Berawal dari ketertarikan, kemudian ada niat menggali pengetahuan lokal yang ada pada masyarakat Mukomuko. Silvia Devi, salah seorang peneliti muda di Balai Pelestarian Nilai Budaya (BPNB) Sumatera Barat mencoba meneliti tentang Teknologi Pembuatan Jokong pada masyarakat nelayan di Kabupaten Mukomuko, Bengkulu.
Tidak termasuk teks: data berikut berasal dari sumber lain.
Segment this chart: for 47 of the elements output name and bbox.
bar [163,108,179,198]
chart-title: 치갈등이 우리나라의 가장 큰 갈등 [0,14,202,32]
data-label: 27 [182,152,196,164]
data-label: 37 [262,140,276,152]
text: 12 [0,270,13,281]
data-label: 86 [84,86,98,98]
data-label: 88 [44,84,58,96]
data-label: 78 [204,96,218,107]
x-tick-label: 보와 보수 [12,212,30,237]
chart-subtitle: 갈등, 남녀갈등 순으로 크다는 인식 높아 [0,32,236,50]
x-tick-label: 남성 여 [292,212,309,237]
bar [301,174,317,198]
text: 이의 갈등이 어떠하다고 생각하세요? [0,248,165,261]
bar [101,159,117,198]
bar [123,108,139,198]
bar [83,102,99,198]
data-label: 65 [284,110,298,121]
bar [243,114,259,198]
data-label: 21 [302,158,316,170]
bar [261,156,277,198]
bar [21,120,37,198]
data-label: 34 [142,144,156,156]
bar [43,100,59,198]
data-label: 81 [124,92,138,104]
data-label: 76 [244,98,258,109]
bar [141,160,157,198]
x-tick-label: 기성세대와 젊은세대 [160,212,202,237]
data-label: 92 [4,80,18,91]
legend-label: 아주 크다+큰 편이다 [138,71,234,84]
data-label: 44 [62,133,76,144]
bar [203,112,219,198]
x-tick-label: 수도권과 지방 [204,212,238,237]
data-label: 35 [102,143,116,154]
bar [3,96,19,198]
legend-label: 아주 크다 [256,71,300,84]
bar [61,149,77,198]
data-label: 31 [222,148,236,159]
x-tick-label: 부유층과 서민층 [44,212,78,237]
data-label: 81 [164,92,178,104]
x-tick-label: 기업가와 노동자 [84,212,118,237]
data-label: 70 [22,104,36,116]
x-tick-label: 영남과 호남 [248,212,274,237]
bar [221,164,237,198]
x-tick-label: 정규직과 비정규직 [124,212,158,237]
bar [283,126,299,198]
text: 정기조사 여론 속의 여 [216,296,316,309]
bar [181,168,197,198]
Jokong, demikian masyarakat Mukomuko menyebutnya tidak hanya sekedar alat transportasi. Bagi mereka Jokong menjadi alat kerja utama dalam memenuhi kebutuhan sehari-hari yang nota bene bergantung pada laut. Jokong memang hanya perahu sederhana, tapi tanpa Jokong mereka tak bisa melaut. Artinya, sebagai nelayan mereka tidak bisa melanjutkan hidup.
Jokong merupakan sejenis perahu yang secara kasat mata sederhana. Berbahan dasar kayu dan dibuat dengan alat yang juga sangat sederhana. Namun teknologi sederhana tersebut memiliki nilai yang cukup tinggi dalam pembuatannya. Teknologi sederhana yang mereka miliki harus mampu membuat perahu yang bisa bertahan dalam ombak yang besar dalam jangka waktu yang lama.
Keberadaan Jokong di Muko-Muko pada masa kini bisa dikatakan sudah langka. Salah satu penyebabnya adalah semakin langkanya bahan baku. Memang, bahan baku utama Jokong adalah kayu pilihan dari hutan di sekitar Muko-muko. Bahan kayunya harus kuat dan tahan terhadap gempuran ombak besar khas Samudera Hindia serta karang. Ketika izin penebangan pohon semakin diperketat, maka sedikit banyak berpengaruh pada ketersediaan bahan baku pembuatan Jokong.
Bahkan, menurut Silvia Devi ketika melakukan pra penelitian ke lapangan pada 1-4 Maret lalu, keberadaan pembuat Jokong hanya tinggal dua orang saja dari lima orang pada tahun 2016. Kedua orang ini berprofesi sebagai pembuat Jokong sekaligus sebagai pemelihara jokong yang mengalami kerusakan. Selain karena bahan baku, kondisi ini juga diperparah dengan semakin berkurangnya orang yang ahli dalam pembuatan Jokong tersebut.
Melihat keberadaan Jokong tersebut, maka penting untuk menggali kembali nilai-nilai pengetahuan yang terdapat pada pembuatan Jokong oleh masyarakat Mukomuko. Selain untuk mengetahui bagaimana masyarakat mereka belajar dari alam sekitar, untuk mengetahui strategi adaptasi mereka melalui pembuatan Jokong. Nantinya pengetahuan tersebut bisa menjadi rujukan bagi generasi muda dalam menghadapi tantangan di masa mendatang.
Tujuan dari penelitian ini diharapkan dapat menambah khasanah literatur yang bermanfaat baik secara akademik maupun secara praktis. Penelitian ini juga diharapkan dapat menjadi langkah awal dalam pelestarian nilai budaya khususnya budaya pembuatan Jokong pada masyarakat Mukomuko.